Je regardai à nouveau le visage de mes parents. Tous les deux étaient pâles et inertes et je sentais en moi la frustration grimper. Je ne les connaissais pas et je leur en voulais de m'avoir entraîner là-dedans sans m'y avoir préparer. Certes, j'avais les paroles de Circeï en tête, mais cela ne suffisait pas à mon cœur pour qu'il les pardonne réellement.
— Elerinna a toujours su trouver les mots justes pour rameuter les gens à sa cause. Tulkas était le guerrier, le sauveur de son peuple. C'est un des seuls qui m'accordait sa confiance et j'espère ne pas avoir trahi la tienne en ne te révélant pas tout d'un coup. Je pensais que tu comprendrais que tu ne m'aurais jamais cru si je t'avais tout balancer d'emblée, sans que tu te sois familiarisée un peu avec les créatures et les pouvoirs d'Hidden World.

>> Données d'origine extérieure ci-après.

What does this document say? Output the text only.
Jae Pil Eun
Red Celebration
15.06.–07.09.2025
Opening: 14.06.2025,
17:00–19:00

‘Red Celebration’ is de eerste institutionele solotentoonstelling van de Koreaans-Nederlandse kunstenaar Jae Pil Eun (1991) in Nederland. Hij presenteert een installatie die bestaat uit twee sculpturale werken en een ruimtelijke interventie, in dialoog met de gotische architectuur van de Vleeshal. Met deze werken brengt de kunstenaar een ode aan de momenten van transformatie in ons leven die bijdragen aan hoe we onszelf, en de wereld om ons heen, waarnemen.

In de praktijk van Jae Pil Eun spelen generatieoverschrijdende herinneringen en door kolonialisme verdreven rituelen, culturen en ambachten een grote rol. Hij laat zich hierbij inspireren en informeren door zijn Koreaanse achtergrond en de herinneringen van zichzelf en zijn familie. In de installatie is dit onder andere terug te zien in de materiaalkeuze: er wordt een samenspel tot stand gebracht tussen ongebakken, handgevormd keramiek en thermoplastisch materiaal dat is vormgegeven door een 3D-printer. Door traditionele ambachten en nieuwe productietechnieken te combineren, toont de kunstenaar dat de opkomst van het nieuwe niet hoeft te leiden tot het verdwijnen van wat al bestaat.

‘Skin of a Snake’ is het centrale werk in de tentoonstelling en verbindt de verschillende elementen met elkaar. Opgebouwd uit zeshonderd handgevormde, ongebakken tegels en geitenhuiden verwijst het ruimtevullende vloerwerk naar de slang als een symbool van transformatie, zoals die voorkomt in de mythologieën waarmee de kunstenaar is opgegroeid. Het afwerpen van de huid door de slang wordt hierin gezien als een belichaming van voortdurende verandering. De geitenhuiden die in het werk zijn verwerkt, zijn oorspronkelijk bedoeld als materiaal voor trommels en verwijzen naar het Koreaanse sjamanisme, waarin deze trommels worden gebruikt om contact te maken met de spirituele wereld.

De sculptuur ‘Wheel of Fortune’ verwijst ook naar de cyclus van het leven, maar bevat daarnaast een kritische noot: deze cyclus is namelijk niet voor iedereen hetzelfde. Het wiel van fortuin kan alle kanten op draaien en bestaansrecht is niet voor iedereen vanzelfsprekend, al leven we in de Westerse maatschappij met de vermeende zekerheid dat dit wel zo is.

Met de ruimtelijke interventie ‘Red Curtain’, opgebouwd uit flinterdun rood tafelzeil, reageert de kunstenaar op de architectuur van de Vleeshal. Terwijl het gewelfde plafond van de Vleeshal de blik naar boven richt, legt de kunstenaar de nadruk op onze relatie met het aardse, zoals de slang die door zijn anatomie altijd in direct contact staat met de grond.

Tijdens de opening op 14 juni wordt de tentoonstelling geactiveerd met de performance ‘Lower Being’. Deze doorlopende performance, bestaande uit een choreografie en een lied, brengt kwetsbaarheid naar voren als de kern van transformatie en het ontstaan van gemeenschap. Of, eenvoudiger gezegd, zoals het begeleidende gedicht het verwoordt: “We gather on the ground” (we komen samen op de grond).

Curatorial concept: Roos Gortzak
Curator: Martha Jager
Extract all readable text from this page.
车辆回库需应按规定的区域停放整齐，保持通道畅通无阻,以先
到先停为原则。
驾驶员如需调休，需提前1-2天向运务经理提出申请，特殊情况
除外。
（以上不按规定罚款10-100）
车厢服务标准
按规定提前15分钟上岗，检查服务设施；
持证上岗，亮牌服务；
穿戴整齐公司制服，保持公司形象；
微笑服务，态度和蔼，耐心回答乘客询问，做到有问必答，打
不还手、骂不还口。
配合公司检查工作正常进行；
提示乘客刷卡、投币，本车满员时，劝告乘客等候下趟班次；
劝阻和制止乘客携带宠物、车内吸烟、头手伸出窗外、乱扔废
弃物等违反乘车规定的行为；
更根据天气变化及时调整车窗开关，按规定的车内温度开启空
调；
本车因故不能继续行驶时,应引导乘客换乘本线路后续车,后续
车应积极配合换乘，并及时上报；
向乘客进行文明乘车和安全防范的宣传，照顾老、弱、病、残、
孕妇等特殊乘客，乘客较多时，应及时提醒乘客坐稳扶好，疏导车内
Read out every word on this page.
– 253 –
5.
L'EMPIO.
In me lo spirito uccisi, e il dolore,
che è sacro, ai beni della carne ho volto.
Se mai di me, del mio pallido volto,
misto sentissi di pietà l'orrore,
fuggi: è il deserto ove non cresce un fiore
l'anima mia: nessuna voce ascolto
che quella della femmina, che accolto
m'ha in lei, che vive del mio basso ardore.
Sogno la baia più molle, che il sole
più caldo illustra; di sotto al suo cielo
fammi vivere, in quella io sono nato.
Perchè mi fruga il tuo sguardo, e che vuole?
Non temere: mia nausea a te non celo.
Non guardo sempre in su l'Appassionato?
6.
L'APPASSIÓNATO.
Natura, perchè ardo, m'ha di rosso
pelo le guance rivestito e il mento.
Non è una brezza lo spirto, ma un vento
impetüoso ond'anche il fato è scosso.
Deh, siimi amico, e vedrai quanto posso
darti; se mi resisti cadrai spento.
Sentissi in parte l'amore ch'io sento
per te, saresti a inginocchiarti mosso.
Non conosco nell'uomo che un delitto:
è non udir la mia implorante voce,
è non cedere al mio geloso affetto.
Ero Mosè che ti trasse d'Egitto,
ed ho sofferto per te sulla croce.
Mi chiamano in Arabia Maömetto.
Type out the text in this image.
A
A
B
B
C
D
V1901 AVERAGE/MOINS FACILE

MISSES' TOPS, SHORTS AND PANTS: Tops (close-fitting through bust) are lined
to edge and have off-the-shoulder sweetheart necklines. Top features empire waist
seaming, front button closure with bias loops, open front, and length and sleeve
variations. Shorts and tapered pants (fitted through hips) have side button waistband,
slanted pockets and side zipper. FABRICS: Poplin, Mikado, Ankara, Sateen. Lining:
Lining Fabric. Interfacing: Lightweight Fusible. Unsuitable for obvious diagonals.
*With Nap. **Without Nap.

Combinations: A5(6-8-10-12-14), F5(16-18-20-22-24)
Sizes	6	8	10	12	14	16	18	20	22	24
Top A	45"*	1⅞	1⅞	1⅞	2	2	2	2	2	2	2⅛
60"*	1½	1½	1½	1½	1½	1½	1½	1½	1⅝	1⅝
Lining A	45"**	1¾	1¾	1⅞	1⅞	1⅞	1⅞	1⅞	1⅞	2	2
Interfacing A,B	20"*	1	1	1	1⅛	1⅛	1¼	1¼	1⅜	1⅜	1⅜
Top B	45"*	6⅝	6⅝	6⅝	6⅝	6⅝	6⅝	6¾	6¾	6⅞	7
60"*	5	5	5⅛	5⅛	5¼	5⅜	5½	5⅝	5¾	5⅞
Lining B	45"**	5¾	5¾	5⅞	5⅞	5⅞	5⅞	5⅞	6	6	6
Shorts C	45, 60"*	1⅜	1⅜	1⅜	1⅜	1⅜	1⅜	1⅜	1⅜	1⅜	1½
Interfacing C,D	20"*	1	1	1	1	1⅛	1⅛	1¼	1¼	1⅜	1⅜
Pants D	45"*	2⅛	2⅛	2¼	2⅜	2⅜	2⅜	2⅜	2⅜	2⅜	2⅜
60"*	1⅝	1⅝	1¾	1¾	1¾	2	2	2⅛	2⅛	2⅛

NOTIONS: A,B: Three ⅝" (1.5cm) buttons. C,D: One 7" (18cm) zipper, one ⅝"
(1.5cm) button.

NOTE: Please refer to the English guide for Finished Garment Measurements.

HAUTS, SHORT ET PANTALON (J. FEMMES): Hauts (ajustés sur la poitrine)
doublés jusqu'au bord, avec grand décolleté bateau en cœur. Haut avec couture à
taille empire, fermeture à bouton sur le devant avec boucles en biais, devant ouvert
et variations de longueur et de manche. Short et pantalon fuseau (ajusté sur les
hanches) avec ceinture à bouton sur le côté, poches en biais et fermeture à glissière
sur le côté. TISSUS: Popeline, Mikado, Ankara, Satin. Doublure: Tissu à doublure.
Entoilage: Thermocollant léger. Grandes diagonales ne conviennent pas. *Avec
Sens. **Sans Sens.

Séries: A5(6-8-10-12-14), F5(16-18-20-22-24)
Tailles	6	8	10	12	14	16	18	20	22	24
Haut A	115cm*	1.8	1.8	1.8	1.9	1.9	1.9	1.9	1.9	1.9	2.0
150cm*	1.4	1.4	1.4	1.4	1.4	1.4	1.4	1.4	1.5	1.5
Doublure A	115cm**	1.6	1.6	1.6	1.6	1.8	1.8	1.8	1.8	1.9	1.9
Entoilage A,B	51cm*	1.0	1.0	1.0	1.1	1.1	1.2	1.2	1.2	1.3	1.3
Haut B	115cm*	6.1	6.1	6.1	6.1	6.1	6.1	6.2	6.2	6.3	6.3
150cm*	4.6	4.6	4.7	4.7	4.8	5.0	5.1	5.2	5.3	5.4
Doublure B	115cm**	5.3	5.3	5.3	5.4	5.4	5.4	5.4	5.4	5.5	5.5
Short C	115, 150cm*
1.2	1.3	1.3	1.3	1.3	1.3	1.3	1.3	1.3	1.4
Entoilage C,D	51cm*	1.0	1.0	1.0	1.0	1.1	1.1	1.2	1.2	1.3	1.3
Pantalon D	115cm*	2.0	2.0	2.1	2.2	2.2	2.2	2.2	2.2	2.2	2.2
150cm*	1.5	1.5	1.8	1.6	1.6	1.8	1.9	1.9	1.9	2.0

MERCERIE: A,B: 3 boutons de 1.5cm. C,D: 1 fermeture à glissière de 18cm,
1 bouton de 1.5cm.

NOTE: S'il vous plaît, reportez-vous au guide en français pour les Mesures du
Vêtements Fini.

Thorondor me regardait fixement à présent. Ses yeux aussi brillants que deux émeraudes ne cessaient de me sonder, comme s'il cherchait à lire en moi. Je comprenais que j'allais devoir à la fois sauver le monde, mais maintenant le sort de mes parents était également entre mes mains. Mais voir que je n'étais pas l'orpheline que je pensais et savoir que des gens se souciaient de ma sécurité, me redonna du baume au cœur. J'étais prête à tout affronter et Thorondor le sut à l'instant où cela apparut dans l'éclat de mes pupilles. Il me sourit et je me demandai à cet instant, si les soupçons de Circeï étaient fondés.